The 2024 Election cycle is already underway. But municipalities across the U.S. are focused on local elections this November. While off-year election turnout is often incredibly low, stoking interest among voters now, through the election, and into next year will increase participation and engagement for both votes.

Civic leaders can cultivate a more active electorate by reaching voters through their preferred communication channels; personalizing messages to their unique situations; and being prepared to engage with them when they come to you.

Start by broadening engagement channels

More than half of all eligible voters are Gen X or Millennials. But many public sector organizations are still communicating with citizens with methods they’ve used since Baby Boomers came of age.

The modern citizen engages with government differently, so if those methods and channels aren’t be utilized, government ends up with a huge segment of the population left in the dark.

That means finding out which platforms your citizens use and what their preferred style of communication is, whether that’s email, text alert, social media, or something else entirely. Once you know where to find them and what to say, it’s easier to get them involved more frequently.

Understand the competition

The number of competitors vying for people’s attention is staggering. Getting voters to focus on the ballot is difficult, even in hotly contested election years.

Inboxes are flooded with marketing emails, text alerts are buzzing in people’s pockets, and every app wants to notify you of something. And none of those accounts for the ongoing non-digital distractions of the physical world.

Government communicators should cut through the noise by ensuring all messages are succinct and catered to the individual. Communication campaigns should be structured to maximize engagement and open rates using personalized, targeted messaging and continually updated using data metrics.

While these methods require an added layer of initial effort, the right communications tools can simplify the execution.

Don’t forget about inbound communications, as well

When people think engagement, they often assume it means reaching out to the intended audience to get them to reciprocate. But that’s only half of the equation.

Getting your message out is outbound engagement, and it’s a great, proactive step for messaging. But equally important is inbound engagement—that is, the type of engagement that an organization provides when citizens come to them first.

Make sure your government website is up to date and easy to navigate. If a resident wants to find their polling station, for instance, but they can’t find that on the municipal website, they will become frustrated and might move on.

Be sure to regularly assess your websites to ensure the best customer experience, including accessibility options for people with differing abilities.

A case study in Minnesota

As the Director of Digital Media for the Office of Gov. Mark Dayton in Minnesota, Katherine Lindemann knows about the ins and outs of citizen engagement. When she joined the team several years ago, it was already clear that Dayton wouldn’t be running for another term. But he wanted to make sure that citizens still understood why they elected him and the decisions his office was making.
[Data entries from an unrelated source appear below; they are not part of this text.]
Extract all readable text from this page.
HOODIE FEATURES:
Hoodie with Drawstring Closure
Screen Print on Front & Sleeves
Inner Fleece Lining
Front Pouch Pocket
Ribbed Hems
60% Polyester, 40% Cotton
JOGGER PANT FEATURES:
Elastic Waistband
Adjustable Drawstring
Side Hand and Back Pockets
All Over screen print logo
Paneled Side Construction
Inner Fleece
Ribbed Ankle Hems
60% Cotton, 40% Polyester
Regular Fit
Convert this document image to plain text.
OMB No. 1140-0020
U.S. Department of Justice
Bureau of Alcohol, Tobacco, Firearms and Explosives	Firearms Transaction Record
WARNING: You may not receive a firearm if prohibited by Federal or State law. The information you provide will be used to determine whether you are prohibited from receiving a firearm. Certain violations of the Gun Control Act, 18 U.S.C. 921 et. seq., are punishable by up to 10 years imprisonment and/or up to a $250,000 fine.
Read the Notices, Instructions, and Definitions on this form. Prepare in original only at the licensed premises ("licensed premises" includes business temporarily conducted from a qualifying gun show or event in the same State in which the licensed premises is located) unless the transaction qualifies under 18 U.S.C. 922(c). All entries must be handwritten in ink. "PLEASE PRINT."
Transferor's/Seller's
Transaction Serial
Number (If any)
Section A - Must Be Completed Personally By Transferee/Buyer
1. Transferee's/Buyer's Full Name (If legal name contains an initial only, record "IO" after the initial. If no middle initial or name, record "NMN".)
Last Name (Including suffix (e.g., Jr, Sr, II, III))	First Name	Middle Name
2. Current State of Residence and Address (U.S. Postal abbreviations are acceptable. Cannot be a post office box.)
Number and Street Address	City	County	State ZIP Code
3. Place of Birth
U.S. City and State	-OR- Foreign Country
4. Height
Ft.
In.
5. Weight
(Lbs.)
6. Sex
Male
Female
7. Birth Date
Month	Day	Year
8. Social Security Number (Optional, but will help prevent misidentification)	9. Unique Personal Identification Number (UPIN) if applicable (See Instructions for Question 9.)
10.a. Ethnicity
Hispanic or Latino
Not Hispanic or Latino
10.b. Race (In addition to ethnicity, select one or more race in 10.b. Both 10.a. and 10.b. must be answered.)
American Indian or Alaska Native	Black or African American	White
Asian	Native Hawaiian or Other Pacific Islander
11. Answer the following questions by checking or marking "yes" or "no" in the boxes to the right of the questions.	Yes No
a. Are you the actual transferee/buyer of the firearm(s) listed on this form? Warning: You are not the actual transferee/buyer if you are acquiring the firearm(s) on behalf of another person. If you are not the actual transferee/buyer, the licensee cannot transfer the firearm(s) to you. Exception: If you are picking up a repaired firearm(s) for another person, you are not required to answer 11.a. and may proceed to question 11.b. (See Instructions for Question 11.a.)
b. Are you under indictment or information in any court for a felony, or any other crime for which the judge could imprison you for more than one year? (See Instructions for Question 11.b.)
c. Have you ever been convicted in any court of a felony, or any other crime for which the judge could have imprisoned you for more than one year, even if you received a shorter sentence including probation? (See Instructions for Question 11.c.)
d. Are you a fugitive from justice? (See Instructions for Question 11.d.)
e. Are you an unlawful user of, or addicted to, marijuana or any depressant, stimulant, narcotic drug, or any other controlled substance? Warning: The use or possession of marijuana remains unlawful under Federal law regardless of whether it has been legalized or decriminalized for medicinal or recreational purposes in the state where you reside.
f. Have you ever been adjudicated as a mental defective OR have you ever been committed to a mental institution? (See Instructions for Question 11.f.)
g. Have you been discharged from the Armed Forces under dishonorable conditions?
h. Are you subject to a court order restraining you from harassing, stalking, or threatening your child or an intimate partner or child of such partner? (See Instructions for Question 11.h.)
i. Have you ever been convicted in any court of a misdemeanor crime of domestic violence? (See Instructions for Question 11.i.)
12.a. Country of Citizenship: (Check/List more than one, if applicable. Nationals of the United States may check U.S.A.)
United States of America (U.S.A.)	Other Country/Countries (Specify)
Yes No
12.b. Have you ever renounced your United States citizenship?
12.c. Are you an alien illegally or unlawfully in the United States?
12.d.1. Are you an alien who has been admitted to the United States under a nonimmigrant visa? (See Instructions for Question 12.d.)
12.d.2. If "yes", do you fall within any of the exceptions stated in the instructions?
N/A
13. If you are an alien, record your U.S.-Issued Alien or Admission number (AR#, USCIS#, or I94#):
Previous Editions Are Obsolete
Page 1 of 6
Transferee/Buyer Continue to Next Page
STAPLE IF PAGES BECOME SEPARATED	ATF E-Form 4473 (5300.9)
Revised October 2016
“Constituents are most engaged with politics and government during election season,” Lindemann said. “So, the challenge … was how we engage with our constituents every day of the year.”

One way to do that was through digital channels. The governor’s office already had a robust following on Facebook and other social media channels. The audience was overwhelmingly older women—an important demographic, since they are the group most likely to vote.

But Lindemann wanted to expand beyond that to reach more people.

“Online media is the art of distraction,” she said. “I imagine someone scrolling endlessly through their social feed. How can we get them to stop and say ‘wow’ and get their attention?”

The Digital Media team posts a lot of image-heavy posts that run the gamut from what Lindemann calls “vegetables”—posts about important things like opioid abuse—to “dessert”—award lists like Minnesota being named the “2nd Best State 2018.”

Lindermann’s methods also blend the on- and offline world. When the governor hosts events throughout the state, the team organizes Town Halls on social media to collect questions for the in-person panelists.